No,12・・・関沢の水車
最終更新日:2019年1月25日
市内には、江戸時代後半頃から昭和初期にかけて、富士見江川・権平川・砂川堀に沿って水力を利用して米や麦などを精穀・製粉する「くるまや」と呼ばれる水車屋がありました。水車に関する記録で古いものでは、天明4年(1784年)に水子村に置かれていた水車が鶴馬村の関沢に移るという古文書が残されています。
湧水の恵み
関沢には、かつて丸池をはじめ崖下にはいくつもの湧水地があり、その豊富な水量は農業用水や生活用水に利用されていました。富士見江川に沿っては、「上の水車」・「中の水車」・「下の水車」と言われた3か所の水車がありました。
富士見江川から引き込んだ鶴田用水からさらに分水した水車堀といわれる専用の水路に水車小屋が設置されました。中の水車では、つき臼が15あり、主に大麦をついたり、小麦を粉に挽いたと言われています。水車の直径は1丈7尺(約5mメートル)ほどのもので、その回転が大きな歯車から小さな歯車へと伝えられ、杵や臼を動かす動力となっていました。

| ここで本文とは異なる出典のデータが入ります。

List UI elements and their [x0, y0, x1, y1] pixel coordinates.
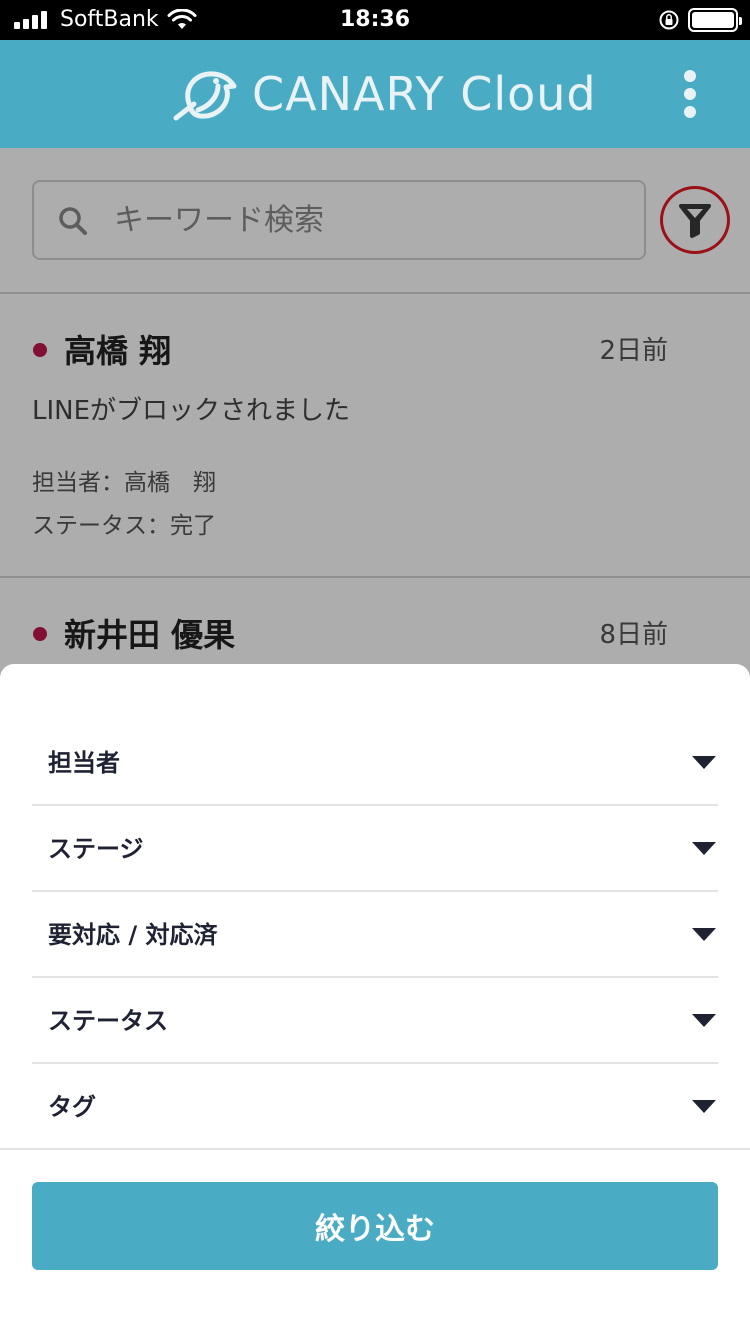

また、上の水車は三芳町上富方面、中の水車は鶴馬村と水谷村、下の水車は鶴馬村と南畑村からの利用者が多かったようです。
昭和35年の鶴田用水(現こばと保育園付近)星野広興氏蔵
「下の水車」の歯車
江戸時代から続いていた水車業も、昭和に入ると水量の減少や電気の普及により衰退し、最後まで残っていた中の水車も昭和20年4月の空襲によって破壊されたため廃業してしまいました。